Dazwischen will nun mein Sohn in aller nächster Zeit Hochzeit halten; ich hätte aus vielen Gründen gewünscht, daß sie bis zur besseren Jahreszeit im Frühjahr verschoben würde, doch Willy treibt mit aller Macht und so wird noch der 1ste März festgehalten. Es versteht sich von selbst, daß wir Berliner uns dazu nach Pietzpuhl begeben; die Reise ist für uns auch klein; auch will die Schwiegermutter keine große Hochzeit geben, da der Vater erst vor anderthalb Jahren gestorben ist.4 Die Braut Armgard hat sich im vorigen Monat mehrere Tage lang bei uns in meinem Hause aufgehalten; es war uns sehr lieb, sie dadurch näher kennen zu lernen und wir haben uns herzlich an ihr erfreut. Ihr unbefangenes natürliches und freundliches Wesen, ihr verständiges und taktvolles Benehmen hat uns das Zusammenleben mit ihr leicht gemacht, und uns die zuversichtliche Hoffnung gegeben, daß Willy in ihr eine wackere, tüchtige Frau gewinnen werde. An leidenschaftlicher jugendlicher Liebe zu einander fehlt es auch bei keinem von Beiden, und es ist dies für die Ehe bei sittlichem Ernst und fest gegründeter Gottesfurcht immer ein schöner Schmuck. Die Mutter von Wulffen ist eine nicht bloß in ihrer äußeren Erscheinung eine sehr stattliche Frau, sondern auch sehr thätig und energisch; es ist für sie keine Beschwerde, die Ausstattung und Hochzeit in so kurzer Zeit auszurichten. Für Willy kommt aber nun der Umstand hinzu, daß er nicht bloß als Landrath die Reichstagswahl in seinem Kreise vorzubereiten und zu betreiben hat, sondern er auch von den Konservativen als Kandidat für die beiden zur Wahl verbundenen Jerichower Kreise aufgestellt worden ist. Er reist daher nun seit acht Tagen in beiden Kreisen umher und hält täglich Wahlreden an allen Orten; es scheint, daß auch die National-Liberalen, die Anfangs schwierig waren, ihn unterstützen wollen gegen Freisinnige und Sozialdemokraten; ob er aber nun wirklich gewählt werden wird, kann erst der Ausgang zeigen. Er ist persönlich in seinem Kreise beliebt; bei solcher Wahl kann man sich aber täuschen und eine Niederlage wäre für seine Stellung als Landrath sehr empfindlich. Die Flitterwochen müssen ihn dann trösten; auf der anderen Seite werden sich diese mit der Berufung und Theilnahme am Reichstage schwer vereinigen lassen. Doch müssen wir ihm diese Sorge anheimgeben.

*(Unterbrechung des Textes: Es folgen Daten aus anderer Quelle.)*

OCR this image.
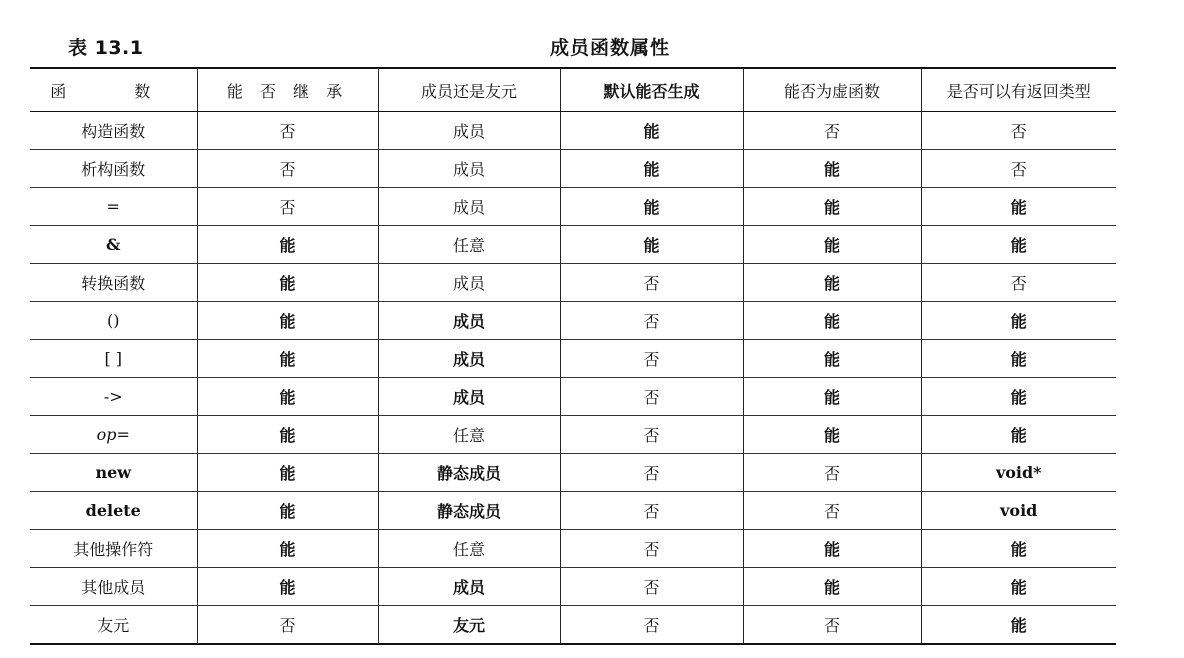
表 13.1	成员函数属性
函　数	能 否 继 承	成员还是友元	默认能否生成	能否为虚函数	是否可以有返回类型
构造函数	否	成员	能	否	否
析构函数	否	成员	能	能	否
=	否	成员	能	能	能
&	能	任意	能	能	能
转换函数	能	成员	否	能	否
()	能	成员	否	能	能
[ ]	能	成员	否	能	能
->	能	成员	否	能	能
op=	能	任意	否	能	能
new	能	静态成员	否	否	void*
delete	能	静态成员	否	否	void
其他操作符	能	任意	否	能	能
其他成员	能	成员	否	能	能
友元	否	友元	否	否	能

Bei Bitters sind die Masern glüklich überstanden und alle drei Kinder haben sich in der Dauer des Frostes sehr am Schlittschuhlaufen vergnügt; selbst auch Rudel hat darin gute Fortschritte gemacht. Rudel ist jetzt im Abgeordnetenhause thätig; auf die Wahl zum Reichstage durch den Waldenburger Kreis hat er verzichtet. – Clara war vorgestern in Potsdam bei Theodor und hat ihn bei leidlichem Befinden gefunden; er beschäftigt sich sehr mit dem Hochzeitsgeschenk für Willy. Ich habe unsererseits für die Gabe einer Stutzuhr im Rokokostyl entschieden.
Klara und Klärchen befinden sich wohl und haben auch viel zur Hochzeit zu thun. Beide tragen mir herzliche Grüße auf und wünschen mit mir, daß Dein Augenleiden ganz überwunden sein möchte.